After meeting with my administrator today, during one of my classes because I don't have any plan time during the day, and having to sign off on the teacher improvement plan, and hearing that I have no grounds for appeal, and agreeing that there's not a great deal of reason to hope for better in the future, I felt just a tad depressed about this whole teaching gig. I went back to my classroom and worked with students. I made a difference, albeit a very small one given how short a time it was and knowing that one class meeting doesn't change things very much. Still, I knew that I was being effective and that we were learning there in the classroom as we talked about the writing they had done and how writing and reading work in this world.

I could easily say that the ratings don't matter, that a label of ineffective doesn't have any bearing on who I am or what I do. But that's not true. The ratings do matter. They determine whether or not I get to keep my job. Further, being labeled ineffective breaks my spirit. Sure, some people might wonder why they should give a damn, they might tell me to quit my whining, and they might be right. Still, it matters how a job feels. It affects performance on every level.

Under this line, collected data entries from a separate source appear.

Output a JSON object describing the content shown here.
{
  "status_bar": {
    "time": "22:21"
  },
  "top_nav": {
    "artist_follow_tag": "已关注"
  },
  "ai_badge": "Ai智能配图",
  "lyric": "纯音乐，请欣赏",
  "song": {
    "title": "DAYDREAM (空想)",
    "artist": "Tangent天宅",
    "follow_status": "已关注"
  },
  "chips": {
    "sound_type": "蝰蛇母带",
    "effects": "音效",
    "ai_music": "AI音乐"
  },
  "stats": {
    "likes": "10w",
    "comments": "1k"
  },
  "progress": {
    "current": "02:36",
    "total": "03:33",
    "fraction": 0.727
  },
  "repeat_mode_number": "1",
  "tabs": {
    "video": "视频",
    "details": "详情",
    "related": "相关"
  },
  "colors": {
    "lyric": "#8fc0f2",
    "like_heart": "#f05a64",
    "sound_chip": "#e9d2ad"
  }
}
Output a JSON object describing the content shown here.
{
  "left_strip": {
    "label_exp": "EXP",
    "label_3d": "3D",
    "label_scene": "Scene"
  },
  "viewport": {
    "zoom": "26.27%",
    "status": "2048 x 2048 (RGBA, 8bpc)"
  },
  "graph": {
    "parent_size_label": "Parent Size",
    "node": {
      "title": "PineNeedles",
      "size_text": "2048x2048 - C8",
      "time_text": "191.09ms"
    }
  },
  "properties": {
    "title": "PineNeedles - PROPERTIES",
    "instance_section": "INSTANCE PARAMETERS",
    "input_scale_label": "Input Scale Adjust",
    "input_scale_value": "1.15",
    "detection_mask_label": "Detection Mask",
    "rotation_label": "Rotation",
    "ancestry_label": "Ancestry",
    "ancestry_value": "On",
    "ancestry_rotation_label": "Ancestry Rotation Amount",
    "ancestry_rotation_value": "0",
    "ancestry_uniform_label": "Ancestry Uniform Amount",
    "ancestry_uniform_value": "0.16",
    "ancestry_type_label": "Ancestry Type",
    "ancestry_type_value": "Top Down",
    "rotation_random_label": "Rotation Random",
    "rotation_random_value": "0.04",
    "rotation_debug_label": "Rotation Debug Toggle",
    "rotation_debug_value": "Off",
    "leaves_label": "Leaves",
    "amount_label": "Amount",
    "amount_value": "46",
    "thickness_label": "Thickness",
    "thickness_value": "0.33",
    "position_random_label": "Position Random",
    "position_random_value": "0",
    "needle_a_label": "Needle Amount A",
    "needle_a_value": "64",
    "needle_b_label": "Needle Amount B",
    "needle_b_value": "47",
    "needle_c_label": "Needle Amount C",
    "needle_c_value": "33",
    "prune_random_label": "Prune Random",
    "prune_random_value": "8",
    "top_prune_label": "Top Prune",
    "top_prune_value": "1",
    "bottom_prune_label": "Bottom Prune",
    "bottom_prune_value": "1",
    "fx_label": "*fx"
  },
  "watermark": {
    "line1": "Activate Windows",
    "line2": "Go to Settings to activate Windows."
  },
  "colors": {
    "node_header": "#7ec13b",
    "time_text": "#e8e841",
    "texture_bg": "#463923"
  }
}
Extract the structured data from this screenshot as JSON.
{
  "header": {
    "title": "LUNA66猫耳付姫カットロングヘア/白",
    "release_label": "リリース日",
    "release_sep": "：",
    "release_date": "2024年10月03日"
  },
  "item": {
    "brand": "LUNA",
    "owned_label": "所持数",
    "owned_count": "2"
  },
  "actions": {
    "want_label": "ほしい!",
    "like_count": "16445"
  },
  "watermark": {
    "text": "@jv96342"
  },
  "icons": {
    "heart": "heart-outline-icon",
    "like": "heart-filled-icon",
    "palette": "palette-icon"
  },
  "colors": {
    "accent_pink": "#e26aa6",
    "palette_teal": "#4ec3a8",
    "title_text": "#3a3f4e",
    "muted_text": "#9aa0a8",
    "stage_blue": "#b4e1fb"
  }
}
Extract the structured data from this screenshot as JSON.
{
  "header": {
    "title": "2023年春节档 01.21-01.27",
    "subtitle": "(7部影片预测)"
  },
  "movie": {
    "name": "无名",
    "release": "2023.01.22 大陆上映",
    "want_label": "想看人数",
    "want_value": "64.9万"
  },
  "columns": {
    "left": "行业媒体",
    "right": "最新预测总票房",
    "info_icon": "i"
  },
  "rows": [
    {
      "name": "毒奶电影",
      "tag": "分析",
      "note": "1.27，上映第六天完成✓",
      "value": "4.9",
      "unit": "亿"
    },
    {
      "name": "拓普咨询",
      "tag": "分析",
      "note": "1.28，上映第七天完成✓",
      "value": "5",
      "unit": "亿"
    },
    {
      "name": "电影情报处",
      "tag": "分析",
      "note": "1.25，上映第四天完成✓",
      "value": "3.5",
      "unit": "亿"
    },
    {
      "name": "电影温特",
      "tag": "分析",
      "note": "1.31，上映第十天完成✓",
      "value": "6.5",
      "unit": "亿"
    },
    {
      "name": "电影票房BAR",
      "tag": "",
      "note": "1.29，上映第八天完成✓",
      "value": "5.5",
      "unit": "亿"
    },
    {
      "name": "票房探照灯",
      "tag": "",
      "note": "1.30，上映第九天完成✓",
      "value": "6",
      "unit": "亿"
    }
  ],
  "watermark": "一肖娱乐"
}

Waking up this morning, I dreaded going to work. I didn't feel as though it mattered. I felt sure that I was on my own in every way. Hung out to dry. Teaching is a tough job and teaching in public schools (especially alternative schools for at risk kids such as the one at which I teach) require teams, communities of professionals who work together and look after one another. I work with good teachers in a school that functions pretty well, but I don't have protection from those above me. I don't have anyone to appeal to and be supported by. This is the simple fact of APPR.

The other fact of APPR is that it pushes good teachers out the door. The stated goal is to push hacks out, but hacks have always been the ones who know how to survive the system without doing the real work of helping kids learn. APPR isn't going to get rid of them. It's going to rid teaching of people like me. I came into teaching out of a love for it. I am good at it. I have served hundreds of students and been much more than effective over my eighteen years. APPR data says otherwise. APPR data lies.

But I can't appeal lies. The process has been rigged against that. All I can do is teach as best I can, find some other career to follow, and write on.